How Climate Change Affects Property

Climate change, waste disposal, and pollution are becoming increasingly important and widely talked about with campaigns and documentaries being created to further raise awareness of the environmental implications of our actions. Many brands are reducing plastic products with the goal of eliminating ‘virgin plastic’ altogether. There are campaigns to remove plastic bottles by an array of brands and we’ve seen supermarkets introduce a charge for plastic bags to encourage consumers to recycle and ultimately, make people be accountable for their actions. All these efforts are important; however, the real estate market needs to think bigger and the future of the built environment.

The planet is becoming increasingly unpredictable and as temperatures heat up, with record levels being reached, buildings must adapt to ensure they are built and maintained sustainably and resiliently. Studies have shown that approximately 40% of all the energy consumed by buildings worldwide is with regards to heating or cooling space. This statistic isn’t surprising, not only due to the freak weather changes but given the most common complaint in offices is in relation to the temperature.

Reducing the carbon footprint is, and will only continue growing, as an important aspect of buildings as global warming is taken increasingly more seriously. Buildings will become much more environmentally friendly and adaptations will have to be made utilising and monitoring renewable energy solutions, water usage, recycled content, lighting, heating, ventilation and insulation to name a few.

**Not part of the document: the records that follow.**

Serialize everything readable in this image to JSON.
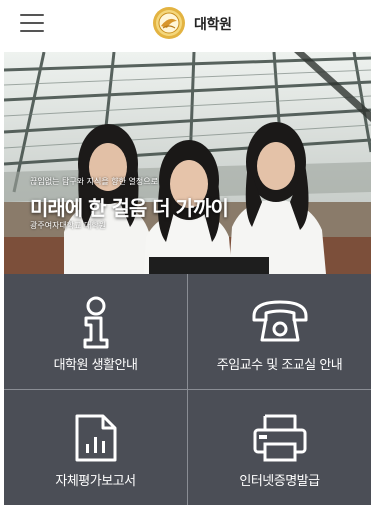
{
  "header": {
    "menu_icon": "hamburger-menu-icon",
    "logo_icon": "university-seal-icon",
    "title": "대학원"
  },
  "hero": {
    "subtitle": "끊임없는 탐구와 지식을 향한 열정으로",
    "headline": "미래에 한 걸음 더 가까이",
    "university": "광주여자대학교 대학원"
  },
  "tiles": [
    {
      "label": "대학원 생활안내",
      "icon": "info-icon"
    },
    {
      "label": "주임교수 및 조교실 안내",
      "icon": "telephone-icon"
    },
    {
      "label": "자체평가보고서",
      "icon": "report-chart-icon"
    },
    {
      "label": "인터넷증명발급",
      "icon": "printer-icon"
    }
  ],
  "colors": {
    "tile_bg": "#4b4e56",
    "divider": "#8a8d94",
    "logo_gold": "#d9a431"
  }
}
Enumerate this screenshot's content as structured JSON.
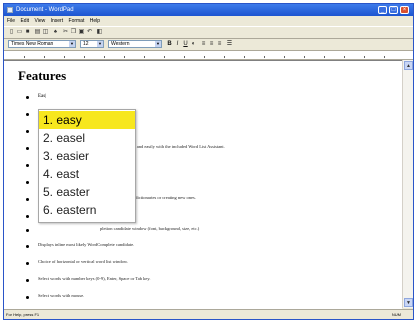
{
  "window": {
    "title": "Document - WordPad"
  },
  "menu": [
    "File",
    "Edit",
    "View",
    "Insert",
    "Format",
    "Help"
  ],
  "format_bar": {
    "font": "Times New Roman",
    "size": "12",
    "script": "Western"
  },
  "document": {
    "heading": "Features",
    "typed": "Eas|",
    "items": [
      "(word fragment behind popup) words)",
      "",
      "(partially hidden) dictionaries quickly and easily with the included Word List Assistant.",
      "(hidden) lt as you type.",
      "(hidden) lbl and phrases",
      "(hidden) modifying existing dictionaries or creating new ones.",
      "",
      "(hidden) pletion candidate window (font, background, size, etc.)",
      "Displays inline most likely WordComplete candidate.",
      "Choice of horizontal or vertical word list window.",
      "Select words with number keys (0-9), Enter, Space or Tab key.",
      "Select words with mouse.",
      "Automatic resizing based on how many words are predicted.",
      "Optional Transparent windows."
    ]
  },
  "suggestions": [
    {
      "num": "1.",
      "word": "easy",
      "selected": true
    },
    {
      "num": "2.",
      "word": "easel",
      "selected": false
    },
    {
      "num": "3.",
      "word": "easier",
      "selected": false
    },
    {
      "num": "4.",
      "word": "east",
      "selected": false
    },
    {
      "num": "5.",
      "word": "easter",
      "selected": false
    },
    {
      "num": "6.",
      "word": "eastern",
      "selected": false
    }
  ],
  "status": {
    "help": "For Help, press F1",
    "mode": "NUM"
  },
  "colors": {
    "selection": "#f7e71e",
    "titlebar": "#1c54d0"
  }
}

It’s not just the heat that is causing concern and challenges. There can be significant negative impacts from severe winter weather causing erosion and flooding, harshly damaging properties if they aren’t prepared or maintained. These extreme conditions can cause significant financial costs, particularly for listed or older properties which haven’t been altered to benefit from the new sustainability opportunities.

New buildings will have to be designed to incorporate measures which will protect against extreme weather changes, and existing buildings will need adapting over the next 50 years. This will have a significant impact on the facilities management sector as the FM’s will be responsible for overseeing a lot of these changes.

The smart building concept is one that is emerging and still being refined but is utilising the latest innovative developments to become much more energy efficient and reduce waste. Some examples include:

  • Sensor technology
  • Real-time monitoring
  • Converting waste energy into heat to provide hot water and temperature controls
  • Utilise day/natural lighting
  • Open spaces – share resources
  • Solar panels and chimneys
  • Access to public transport links and bike storage facilities

As the climate of the world is changing, buildings are having to, or will have to, adapt to the changing conditions. There are many more opportunities available than listed above and more being developed to reduce the real estate market’s environmental impact. It’s great to see so many organisations already responding to climate change and successfully adapting to the changing world.